We couldn’t agree more. While many town residents obviously appreciate snow covered roads to be plowed clear, salted and returned to the dry-roads condition of a summer day, it’s an expensive process and an unnecessary luxury. We live in Vermont. It snows here in winter. Residents should be expected to take personal responsibity to drive safely on snow-covered roads — especially the side roads serving residential areas.
The primary roads through the town and throughout the downtown, out to the hospital, and primary residential access roads (like Washington Street Extension and Seminary Street Extension) and those serving the schools and business districts (such as Exchange Street) would be plowed and salted as usual because the abundance of traffic there makes a dry-roads policy smart from a safety perspective. Similarly, there may be a few roads on steep inclines (the Chipman Hill area, for example) that deserve special treatment for safety reasons. But for most of the town’s residential areas and off-shoots in the more rural areas of town, a saner policy of winter snow removal makes sense — and could save far more than the extra $30,000 in salt.

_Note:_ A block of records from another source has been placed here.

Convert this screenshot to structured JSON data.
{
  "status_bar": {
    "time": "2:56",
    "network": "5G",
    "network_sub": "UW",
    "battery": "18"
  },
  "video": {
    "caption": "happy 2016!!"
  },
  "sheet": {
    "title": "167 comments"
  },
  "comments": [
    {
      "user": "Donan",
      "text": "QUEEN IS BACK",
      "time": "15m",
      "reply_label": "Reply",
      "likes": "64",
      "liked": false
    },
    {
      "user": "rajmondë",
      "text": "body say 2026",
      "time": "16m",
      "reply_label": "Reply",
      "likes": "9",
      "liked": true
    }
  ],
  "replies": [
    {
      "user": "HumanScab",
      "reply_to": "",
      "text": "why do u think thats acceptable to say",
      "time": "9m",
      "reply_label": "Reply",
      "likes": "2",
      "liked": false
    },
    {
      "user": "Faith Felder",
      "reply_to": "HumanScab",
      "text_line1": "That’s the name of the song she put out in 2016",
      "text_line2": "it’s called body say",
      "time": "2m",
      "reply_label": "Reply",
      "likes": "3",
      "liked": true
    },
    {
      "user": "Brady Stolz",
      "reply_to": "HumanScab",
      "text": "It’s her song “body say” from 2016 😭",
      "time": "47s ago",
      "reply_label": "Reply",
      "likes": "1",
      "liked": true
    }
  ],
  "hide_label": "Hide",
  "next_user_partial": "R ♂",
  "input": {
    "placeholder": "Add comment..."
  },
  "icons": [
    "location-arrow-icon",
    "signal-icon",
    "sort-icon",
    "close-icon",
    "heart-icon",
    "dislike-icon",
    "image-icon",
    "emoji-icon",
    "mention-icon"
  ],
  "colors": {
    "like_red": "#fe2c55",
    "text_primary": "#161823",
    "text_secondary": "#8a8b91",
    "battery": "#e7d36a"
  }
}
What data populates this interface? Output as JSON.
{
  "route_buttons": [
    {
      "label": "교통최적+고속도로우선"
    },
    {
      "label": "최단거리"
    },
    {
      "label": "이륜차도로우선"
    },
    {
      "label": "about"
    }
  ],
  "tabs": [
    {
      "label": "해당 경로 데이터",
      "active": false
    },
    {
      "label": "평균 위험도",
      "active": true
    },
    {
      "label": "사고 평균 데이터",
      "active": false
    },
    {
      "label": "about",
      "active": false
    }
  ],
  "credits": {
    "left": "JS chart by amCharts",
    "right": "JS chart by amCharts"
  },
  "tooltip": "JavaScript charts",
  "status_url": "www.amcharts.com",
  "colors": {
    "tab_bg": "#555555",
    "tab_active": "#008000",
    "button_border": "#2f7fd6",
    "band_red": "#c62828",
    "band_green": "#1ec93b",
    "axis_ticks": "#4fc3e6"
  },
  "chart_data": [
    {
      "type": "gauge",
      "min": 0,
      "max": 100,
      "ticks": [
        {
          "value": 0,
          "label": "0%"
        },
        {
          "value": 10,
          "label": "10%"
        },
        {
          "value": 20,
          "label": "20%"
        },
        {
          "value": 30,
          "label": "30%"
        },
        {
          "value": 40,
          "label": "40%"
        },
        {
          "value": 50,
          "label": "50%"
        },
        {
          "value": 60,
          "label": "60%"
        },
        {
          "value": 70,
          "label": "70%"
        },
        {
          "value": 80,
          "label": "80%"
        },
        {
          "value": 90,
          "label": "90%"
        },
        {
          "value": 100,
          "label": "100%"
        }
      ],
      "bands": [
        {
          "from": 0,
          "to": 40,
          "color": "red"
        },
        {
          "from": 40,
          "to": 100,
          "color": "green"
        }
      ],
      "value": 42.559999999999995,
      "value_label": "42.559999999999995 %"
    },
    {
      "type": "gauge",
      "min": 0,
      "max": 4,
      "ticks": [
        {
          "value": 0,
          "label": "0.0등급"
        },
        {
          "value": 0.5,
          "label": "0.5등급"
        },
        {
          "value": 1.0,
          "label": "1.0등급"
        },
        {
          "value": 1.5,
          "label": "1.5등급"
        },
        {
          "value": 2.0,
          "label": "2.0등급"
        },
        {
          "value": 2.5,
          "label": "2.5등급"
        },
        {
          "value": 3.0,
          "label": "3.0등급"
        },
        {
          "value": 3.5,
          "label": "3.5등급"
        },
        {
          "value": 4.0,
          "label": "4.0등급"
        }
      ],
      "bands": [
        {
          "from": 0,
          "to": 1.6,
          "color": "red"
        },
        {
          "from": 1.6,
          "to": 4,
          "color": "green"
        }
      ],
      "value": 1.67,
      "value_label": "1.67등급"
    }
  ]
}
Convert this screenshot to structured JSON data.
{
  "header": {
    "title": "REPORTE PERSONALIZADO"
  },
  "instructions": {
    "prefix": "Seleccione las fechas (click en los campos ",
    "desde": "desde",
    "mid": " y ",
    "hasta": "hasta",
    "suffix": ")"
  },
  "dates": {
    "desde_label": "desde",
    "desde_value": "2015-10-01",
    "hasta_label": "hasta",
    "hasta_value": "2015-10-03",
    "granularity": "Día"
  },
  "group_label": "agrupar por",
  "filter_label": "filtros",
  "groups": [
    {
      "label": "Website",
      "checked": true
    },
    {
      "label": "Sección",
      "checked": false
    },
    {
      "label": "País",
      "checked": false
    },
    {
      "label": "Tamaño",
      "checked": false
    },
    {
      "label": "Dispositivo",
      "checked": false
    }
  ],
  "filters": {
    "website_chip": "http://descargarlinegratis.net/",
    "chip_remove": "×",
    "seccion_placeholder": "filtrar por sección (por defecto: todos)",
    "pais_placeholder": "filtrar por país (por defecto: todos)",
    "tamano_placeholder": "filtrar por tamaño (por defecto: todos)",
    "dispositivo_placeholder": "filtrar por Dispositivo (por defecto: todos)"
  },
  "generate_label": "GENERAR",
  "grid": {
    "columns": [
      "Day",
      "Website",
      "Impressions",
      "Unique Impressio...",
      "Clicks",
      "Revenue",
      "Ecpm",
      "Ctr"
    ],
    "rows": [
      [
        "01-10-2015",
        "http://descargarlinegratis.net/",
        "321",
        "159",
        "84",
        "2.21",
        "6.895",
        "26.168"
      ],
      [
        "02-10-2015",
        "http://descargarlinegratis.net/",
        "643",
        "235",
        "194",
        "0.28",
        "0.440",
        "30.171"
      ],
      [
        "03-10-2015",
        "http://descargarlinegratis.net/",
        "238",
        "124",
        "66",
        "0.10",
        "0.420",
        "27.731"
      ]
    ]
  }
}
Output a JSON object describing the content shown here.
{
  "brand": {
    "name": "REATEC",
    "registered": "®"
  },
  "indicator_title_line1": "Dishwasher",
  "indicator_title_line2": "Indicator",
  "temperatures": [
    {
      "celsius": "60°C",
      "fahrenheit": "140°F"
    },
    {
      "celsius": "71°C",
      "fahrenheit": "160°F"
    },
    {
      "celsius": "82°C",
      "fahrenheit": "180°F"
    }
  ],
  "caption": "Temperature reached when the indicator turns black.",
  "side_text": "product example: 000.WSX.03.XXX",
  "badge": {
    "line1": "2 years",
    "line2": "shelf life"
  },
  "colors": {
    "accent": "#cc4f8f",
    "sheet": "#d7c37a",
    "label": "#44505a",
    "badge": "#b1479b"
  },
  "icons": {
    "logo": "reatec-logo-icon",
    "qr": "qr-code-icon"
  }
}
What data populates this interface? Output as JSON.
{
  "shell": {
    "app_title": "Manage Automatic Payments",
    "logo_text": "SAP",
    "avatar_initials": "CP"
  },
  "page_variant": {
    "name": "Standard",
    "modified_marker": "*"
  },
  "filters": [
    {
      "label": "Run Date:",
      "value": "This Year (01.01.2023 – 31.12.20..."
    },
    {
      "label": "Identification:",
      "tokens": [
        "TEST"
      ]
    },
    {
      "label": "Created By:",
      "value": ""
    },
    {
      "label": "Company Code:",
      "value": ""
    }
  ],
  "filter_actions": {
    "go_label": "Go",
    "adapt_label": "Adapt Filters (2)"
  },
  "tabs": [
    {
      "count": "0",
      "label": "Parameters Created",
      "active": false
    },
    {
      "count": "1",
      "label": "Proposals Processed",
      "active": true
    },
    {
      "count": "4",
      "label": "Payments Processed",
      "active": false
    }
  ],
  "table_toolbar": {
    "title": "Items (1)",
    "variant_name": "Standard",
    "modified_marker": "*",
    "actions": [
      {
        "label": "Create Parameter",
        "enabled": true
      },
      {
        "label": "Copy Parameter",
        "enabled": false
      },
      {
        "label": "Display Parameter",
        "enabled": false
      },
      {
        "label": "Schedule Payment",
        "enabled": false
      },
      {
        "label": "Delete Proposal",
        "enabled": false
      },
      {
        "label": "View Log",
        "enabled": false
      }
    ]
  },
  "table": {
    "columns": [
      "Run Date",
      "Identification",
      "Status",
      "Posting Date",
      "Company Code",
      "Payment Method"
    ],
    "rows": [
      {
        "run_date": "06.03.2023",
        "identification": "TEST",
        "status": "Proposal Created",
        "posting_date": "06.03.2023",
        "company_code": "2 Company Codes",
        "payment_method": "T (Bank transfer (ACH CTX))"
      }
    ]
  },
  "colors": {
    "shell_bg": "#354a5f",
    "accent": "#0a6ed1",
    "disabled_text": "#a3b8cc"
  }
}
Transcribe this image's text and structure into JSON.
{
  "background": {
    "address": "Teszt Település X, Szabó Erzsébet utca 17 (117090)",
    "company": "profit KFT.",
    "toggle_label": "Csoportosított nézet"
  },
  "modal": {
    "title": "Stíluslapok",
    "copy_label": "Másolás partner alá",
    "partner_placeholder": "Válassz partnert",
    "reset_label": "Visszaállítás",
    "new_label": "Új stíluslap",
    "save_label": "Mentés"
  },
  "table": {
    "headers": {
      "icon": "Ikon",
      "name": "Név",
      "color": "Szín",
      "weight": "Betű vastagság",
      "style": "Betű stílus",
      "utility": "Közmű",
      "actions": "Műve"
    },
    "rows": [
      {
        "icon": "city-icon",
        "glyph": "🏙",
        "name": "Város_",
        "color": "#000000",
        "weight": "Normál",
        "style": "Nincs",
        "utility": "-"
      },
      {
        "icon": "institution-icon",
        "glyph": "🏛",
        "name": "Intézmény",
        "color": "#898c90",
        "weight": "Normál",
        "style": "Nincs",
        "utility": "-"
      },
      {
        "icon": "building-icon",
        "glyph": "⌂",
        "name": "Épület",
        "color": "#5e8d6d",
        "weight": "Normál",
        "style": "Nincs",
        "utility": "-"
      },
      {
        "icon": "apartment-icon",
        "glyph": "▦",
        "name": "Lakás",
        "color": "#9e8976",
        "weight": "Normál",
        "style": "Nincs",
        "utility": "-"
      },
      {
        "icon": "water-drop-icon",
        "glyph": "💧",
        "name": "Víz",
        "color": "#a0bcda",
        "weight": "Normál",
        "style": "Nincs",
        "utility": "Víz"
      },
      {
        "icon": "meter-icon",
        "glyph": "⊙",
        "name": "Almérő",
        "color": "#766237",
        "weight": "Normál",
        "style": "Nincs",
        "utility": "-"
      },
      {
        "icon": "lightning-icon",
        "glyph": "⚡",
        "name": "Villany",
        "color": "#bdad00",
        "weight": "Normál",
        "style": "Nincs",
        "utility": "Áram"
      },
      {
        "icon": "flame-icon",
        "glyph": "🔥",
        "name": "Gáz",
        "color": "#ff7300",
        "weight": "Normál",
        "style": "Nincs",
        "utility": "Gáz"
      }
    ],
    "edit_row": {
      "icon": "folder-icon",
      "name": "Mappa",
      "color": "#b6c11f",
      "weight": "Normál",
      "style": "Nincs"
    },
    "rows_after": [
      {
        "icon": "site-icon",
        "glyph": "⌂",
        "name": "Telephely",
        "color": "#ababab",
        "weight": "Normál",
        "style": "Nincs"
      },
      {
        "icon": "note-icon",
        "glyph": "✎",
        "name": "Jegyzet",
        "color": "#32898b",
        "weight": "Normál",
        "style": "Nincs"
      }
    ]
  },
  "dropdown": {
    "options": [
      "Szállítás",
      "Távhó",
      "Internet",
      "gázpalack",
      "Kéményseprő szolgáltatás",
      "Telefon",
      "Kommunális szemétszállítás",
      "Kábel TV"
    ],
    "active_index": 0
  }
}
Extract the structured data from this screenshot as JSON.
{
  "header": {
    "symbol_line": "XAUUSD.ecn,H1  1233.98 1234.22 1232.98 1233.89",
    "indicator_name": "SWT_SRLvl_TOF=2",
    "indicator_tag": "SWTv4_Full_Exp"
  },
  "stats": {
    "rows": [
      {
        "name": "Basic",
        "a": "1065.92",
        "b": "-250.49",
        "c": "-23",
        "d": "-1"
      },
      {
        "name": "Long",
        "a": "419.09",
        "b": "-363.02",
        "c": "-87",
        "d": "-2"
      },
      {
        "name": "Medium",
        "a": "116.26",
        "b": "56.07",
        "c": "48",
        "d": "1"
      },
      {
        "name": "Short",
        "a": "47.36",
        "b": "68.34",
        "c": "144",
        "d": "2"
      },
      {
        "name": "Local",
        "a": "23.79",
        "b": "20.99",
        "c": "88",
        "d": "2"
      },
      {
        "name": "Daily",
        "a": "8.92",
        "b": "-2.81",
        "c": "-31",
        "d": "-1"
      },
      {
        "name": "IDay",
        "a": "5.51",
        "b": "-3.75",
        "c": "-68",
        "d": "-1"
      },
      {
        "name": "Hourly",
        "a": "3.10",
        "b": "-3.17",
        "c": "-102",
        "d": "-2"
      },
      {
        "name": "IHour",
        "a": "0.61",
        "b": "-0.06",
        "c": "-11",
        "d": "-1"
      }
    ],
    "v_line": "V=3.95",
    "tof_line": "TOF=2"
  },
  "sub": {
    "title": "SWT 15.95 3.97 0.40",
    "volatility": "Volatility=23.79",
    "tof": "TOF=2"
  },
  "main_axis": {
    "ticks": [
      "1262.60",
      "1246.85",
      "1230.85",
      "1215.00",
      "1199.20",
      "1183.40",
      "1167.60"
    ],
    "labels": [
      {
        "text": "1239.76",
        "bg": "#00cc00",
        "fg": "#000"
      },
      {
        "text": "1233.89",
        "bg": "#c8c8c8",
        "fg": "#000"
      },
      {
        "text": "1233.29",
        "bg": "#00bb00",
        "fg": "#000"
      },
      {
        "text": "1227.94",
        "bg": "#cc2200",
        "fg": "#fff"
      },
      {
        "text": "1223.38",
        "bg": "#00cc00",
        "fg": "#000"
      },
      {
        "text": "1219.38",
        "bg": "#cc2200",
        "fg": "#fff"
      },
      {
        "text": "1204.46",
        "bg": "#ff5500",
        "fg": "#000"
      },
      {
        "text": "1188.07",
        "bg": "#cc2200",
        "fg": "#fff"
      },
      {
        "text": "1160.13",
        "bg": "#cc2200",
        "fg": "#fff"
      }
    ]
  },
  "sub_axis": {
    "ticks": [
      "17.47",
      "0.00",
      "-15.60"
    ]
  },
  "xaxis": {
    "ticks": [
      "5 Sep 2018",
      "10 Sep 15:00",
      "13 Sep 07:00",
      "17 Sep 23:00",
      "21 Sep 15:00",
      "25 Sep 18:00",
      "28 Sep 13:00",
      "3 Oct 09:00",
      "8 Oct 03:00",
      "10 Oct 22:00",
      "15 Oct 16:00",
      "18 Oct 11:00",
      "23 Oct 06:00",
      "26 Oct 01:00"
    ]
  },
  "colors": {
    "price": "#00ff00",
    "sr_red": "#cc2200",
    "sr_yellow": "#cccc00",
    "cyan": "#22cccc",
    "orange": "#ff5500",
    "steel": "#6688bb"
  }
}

A policy that reduces salt use on the roads, could also reduce the number of passes snowplows make over a specific stretch of road. Fewer passes could lower the cost of gasoline used in the town trucks, and cut overtime hours — thus producing even greater tax savings.
Nor would Middlebury be pioneering new policy by not using as much salt on side roads, and not getting them back to dry asphalt within a day or two after winter storms. As Artim discovered in Syracuse, N.Y., that big Northeastern city has a successful snow removable policy that limits salt use on side roads. Similarly, in my experience, many of the mountainous towns in the Rocky Mountain states and Northwest consider a dry-roads policy so expensive as to be unaffordable. Residents in most of those mountainous areas (Vail, Aspen, Steamboat and Breckenridge/Frisco included) simply accept that they’ll be driving on snow-covered roads throughout the winter, and hail their road crews and town officials for keeping the roads accessible and the snow removed from parking areas, sidewalks and other venues where pedestrians need to have access to be safe. A little sand is sprinkled sparingly on slick spots where they develop.
The dry-roads policy in Middlebury certainly produces clean, dry roads for much of the winter; and no one can argue that the road crews aren’t doing their jobs well, if that is what is expected. But if the argument against changing the policy, as Public Works Director Dan Werner suggested at Monday’s meeting, is that some people might get upset if the roads stayed snowy, and furthermore, that it would be difficult for public works to know which roads to salt and which would not be salted, well, that’s not much of a defense of the status quo.
The reason not to change the current policy would be if it would place the public in unncessary danger, or if change would not yield the expected savings. But if those two arguments cannot be made, and the town can provide reasonably safe roads at substantial savings, by all means let’s look at changing the current policy.
The selectboard did agree to cut $10,000 out of the salt budget (see story on Page 2A), and that’s a good first step. But in the search for another $22,000 to cut, we think the selectboard could be bold enough to suggest that less salt is a better bargain for taxpayers — and then listen to what residents have to say. With town taxes going up 5-6 cents and school taxes likely to be higher as well, they may embrace the snowy roads policy as the hearty Vermonters they are — and enjoy the lack of salt scraped onto their lawns come spring.